8 agosto 2026

Accoltellamento a Crema, la ricostruzione dei fatti dal rapporto dell'Arma: prima la coltellata alla donna, poi il fermo e l'aggressione ai militari. Convalidato l'arresto del 27enne

E' stato convalidato l'arresto del 27enne che nella serata del 6 agosto scorso ha ggredito con un coltello una donna, ferendola ad un gluteo, per poi fuggire, essere braccato e infine bloccato dagli uomini dell'Arma, contro i quali però avrebbe sfogato ancora la sua rabbia, arrivando ad aggredire un militare e danneggiare un’auto di servizio.

I Carabinieri delle Stazioni di Pandino, Crema e Romanengo l'hanno quindi arrestato per lesioni personali aggravate, porto di oggetti atti ad offendere, resistenza e lesioni a pubblico ufficiale e danneggiamento; il 27enne, con precedenti di polizia a carico, nella serata del 6 agosto, aveva ferito accoltellandola una conoscente per poi aggredire i Carabinieri che lo avevano fermato, danneggiando anche la vettura.

L’allarme era scattato poco prima delle 20.00 della sera del 6 agosto, quando il personale sanitario era intervenuto in viale Santa Maria della Croce, nei pressi di una palestra, perché una donna era stata accoltellata a un gluteo. Sono intervenute sul posto diverse pattuglie dei Carabinieri che hanno acquisito le prime informazioni sul fatto di sangue, venendo a conoscenza che la vittima, una donna di 43 anni, aveva avuto una discussione con un suo conoscente che l’aveva accusata di avere fatto tardi nell’acquistare e portare a lui un pacchetto di sigarette. Prima hanno litigato verbalmente, poi sono passati allo scontro fisico.
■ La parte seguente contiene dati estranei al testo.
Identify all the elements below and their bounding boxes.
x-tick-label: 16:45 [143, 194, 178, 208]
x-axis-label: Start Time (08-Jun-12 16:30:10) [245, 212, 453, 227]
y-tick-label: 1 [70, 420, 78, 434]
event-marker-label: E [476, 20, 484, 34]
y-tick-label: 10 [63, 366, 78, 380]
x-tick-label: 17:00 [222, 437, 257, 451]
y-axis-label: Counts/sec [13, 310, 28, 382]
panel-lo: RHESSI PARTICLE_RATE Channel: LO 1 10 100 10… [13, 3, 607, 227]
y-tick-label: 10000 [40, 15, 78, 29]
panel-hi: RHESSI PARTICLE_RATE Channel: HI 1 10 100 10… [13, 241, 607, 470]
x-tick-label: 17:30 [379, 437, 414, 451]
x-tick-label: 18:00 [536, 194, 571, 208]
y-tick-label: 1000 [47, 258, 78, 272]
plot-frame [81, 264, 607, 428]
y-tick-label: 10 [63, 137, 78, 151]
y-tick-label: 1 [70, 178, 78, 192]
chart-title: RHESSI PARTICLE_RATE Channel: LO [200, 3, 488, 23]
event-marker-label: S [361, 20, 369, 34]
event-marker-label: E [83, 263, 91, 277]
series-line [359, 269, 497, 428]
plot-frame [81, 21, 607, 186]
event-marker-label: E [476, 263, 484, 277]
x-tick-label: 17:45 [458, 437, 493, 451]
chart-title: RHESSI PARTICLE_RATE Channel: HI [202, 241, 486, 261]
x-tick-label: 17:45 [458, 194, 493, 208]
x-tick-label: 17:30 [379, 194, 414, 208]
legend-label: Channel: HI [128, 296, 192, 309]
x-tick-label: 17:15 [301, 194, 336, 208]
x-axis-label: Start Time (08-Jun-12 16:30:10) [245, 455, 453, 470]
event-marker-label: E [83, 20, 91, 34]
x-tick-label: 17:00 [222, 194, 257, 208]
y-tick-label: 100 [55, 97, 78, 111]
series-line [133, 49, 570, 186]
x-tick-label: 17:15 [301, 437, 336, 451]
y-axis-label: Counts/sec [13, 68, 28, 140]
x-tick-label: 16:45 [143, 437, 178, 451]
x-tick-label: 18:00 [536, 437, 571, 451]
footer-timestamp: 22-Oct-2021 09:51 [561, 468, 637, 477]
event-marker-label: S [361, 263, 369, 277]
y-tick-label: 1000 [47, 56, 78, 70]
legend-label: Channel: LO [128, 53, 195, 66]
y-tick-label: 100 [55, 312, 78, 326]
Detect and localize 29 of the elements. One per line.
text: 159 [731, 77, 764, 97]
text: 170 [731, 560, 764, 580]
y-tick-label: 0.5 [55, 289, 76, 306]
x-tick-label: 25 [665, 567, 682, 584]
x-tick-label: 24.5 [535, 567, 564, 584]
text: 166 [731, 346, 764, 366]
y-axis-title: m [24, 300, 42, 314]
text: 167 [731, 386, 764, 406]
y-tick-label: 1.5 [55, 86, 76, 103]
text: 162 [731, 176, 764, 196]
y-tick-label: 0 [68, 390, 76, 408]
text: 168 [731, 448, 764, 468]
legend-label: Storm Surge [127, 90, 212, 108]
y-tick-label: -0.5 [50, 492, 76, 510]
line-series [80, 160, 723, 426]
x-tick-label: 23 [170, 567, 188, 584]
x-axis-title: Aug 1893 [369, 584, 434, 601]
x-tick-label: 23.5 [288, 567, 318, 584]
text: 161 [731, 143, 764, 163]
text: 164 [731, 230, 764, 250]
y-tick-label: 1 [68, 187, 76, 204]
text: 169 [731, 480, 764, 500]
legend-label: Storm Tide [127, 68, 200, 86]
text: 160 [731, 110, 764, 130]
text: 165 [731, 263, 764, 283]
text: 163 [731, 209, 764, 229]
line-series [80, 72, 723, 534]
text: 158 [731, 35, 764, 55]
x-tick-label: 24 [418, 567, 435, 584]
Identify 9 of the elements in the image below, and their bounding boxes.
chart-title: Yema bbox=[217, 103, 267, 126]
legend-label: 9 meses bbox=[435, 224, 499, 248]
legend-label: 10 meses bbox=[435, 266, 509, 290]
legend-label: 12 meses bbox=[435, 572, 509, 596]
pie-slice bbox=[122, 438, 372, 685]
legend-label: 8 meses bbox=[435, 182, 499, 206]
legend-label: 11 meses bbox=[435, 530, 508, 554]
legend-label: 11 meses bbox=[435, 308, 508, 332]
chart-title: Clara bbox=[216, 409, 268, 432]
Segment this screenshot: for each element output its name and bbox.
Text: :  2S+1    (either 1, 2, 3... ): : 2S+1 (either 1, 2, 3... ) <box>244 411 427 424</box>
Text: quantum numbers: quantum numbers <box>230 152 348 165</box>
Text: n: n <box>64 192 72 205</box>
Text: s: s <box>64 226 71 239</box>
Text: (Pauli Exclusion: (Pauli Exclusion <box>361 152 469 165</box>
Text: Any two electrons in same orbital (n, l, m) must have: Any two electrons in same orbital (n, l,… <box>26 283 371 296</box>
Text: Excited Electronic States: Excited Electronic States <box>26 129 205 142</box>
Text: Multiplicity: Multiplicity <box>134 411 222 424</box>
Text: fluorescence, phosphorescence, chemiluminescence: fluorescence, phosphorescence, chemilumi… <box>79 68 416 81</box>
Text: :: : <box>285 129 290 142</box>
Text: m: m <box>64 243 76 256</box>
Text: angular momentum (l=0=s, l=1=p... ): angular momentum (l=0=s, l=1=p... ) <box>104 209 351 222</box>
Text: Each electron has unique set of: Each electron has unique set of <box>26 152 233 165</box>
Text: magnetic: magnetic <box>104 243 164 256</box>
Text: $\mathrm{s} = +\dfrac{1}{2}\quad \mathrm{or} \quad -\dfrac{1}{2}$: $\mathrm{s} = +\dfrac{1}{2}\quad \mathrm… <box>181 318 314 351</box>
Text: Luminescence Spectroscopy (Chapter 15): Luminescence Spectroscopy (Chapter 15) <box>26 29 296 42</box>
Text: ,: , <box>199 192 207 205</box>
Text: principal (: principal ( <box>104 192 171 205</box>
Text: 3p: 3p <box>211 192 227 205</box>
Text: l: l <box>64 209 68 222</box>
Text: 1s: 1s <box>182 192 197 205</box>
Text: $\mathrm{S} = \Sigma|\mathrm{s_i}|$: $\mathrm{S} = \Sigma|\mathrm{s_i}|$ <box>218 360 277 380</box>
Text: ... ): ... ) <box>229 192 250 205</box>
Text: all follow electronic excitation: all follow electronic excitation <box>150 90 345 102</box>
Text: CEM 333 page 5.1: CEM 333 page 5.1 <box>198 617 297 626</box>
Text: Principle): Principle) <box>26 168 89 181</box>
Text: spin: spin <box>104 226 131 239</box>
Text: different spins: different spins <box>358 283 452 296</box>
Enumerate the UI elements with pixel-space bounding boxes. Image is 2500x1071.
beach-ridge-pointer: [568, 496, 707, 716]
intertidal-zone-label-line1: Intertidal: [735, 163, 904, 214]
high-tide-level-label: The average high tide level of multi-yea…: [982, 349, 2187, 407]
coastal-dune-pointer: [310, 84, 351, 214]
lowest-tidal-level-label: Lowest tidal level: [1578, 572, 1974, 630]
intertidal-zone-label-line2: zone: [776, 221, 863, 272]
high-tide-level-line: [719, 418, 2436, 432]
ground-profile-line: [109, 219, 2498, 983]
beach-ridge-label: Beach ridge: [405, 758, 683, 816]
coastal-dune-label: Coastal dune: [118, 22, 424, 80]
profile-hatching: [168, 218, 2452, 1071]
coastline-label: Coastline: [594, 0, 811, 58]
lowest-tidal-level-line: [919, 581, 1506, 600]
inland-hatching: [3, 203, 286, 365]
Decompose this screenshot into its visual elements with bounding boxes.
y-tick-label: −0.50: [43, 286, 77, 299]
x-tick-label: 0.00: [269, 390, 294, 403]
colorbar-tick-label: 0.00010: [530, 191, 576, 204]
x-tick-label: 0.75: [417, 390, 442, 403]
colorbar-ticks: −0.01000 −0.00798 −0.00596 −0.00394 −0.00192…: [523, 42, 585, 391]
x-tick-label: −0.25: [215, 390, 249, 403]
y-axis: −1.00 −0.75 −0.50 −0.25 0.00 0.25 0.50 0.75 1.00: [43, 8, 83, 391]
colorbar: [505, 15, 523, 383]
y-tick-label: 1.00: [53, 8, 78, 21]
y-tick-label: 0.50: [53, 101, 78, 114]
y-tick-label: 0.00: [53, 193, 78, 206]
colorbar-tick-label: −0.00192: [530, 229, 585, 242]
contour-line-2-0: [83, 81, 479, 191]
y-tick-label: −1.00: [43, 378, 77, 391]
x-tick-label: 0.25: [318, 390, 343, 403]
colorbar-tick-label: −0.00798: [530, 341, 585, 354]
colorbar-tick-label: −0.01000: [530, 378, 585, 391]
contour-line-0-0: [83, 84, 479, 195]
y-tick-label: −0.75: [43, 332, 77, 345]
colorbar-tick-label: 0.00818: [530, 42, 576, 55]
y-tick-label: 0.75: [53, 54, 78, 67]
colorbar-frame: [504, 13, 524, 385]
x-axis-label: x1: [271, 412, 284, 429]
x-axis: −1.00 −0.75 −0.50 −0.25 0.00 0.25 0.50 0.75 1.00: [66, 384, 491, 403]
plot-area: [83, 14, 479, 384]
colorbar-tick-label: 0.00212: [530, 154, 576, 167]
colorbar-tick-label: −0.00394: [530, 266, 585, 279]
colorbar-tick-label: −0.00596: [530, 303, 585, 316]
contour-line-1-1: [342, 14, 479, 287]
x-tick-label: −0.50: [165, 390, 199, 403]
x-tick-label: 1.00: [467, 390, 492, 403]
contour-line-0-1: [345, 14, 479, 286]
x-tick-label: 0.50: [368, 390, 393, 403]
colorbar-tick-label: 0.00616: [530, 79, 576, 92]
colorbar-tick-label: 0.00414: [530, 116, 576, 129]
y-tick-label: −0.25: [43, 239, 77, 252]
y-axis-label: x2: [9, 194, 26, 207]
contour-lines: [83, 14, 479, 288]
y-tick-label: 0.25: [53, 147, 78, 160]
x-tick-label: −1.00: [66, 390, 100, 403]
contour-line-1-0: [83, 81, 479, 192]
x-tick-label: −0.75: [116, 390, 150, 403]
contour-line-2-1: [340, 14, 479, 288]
Il suo conoscente avrebbe preso un coltello che aveva con sé e l’avrebbe colpita due evolte ad un gluteo, provocandole dei tagli e delle lesioni.

La donna è stata accompagnata presso il pronto soccorso dell’ospedale di Crema dove è stata visitata e le ferite sono state suturate. Invece, le pattuglie della Compagnia di Crema, ben cinque fatte convergere sulla città, hanno iniziato la ricerca del presunto autore dei fatti che era stato descritto in maniera precisa e dettagliata dalla vittima e da alcuni testimoni e che era in possesso del cane della vittima. I militari delle pattuglie hanno perlustrato palmo a palmo le zone limitrofe, finchè una pattuglia lo ha individuato in fondo a via Alberelle. L’uomo alla vista dei militari ha gettato qualcosa all’interno del fiume Serio, poi è stato bloccato.

Ma ha iniziato ad agitarsi e ad aggredire i Carabinieri della pattuglia che hanno chiesto il supporto di altre pattuglie. L’uomo era in forte stato di agitazione e ha sferrato pugni e calci a tutti i militari presenti, sputando verso di loro che, con grande difficoltà, lo hanno bloccato. Ma aveva comunque colpito con un pugno al volto un Carabiniere, procurandogli lesioni per 10 giorni di cure, e aveva danneggiato con un calcio lo specchietto di un’auto di servizio. Sono intervenuti sul posto i sanitari del 118 che lo hanno accompagnato al pronto soccorso dove è stato sedato perché era sempre più difficile contenerlo.

Al termine delle visite mediche è stato dimesso accompagnato presso la caserma di Crema dove ha continuato a creare problemi con il suo atteggiamento violento e ostile. E’ stato dichiarato in arresto lesioni personali aggravate, porto di oggetti atti ad offendere, resistenza e lesioni a pubblico ufficiale e danneggiamento e, nella notte, è stato accompagnato presso il carcere di Cremona. Il coltello è stato cercato, ma non è stato ancora ritrovato perché presumibilmente gettato nel fiume Serio. Il cane che l’uomo aveva con sé è stato affidato al canile comunale.

Infine questa mattina il Giudice ha convalidato l’arresto e ha applicato la misura della custodia cautelare in carcere.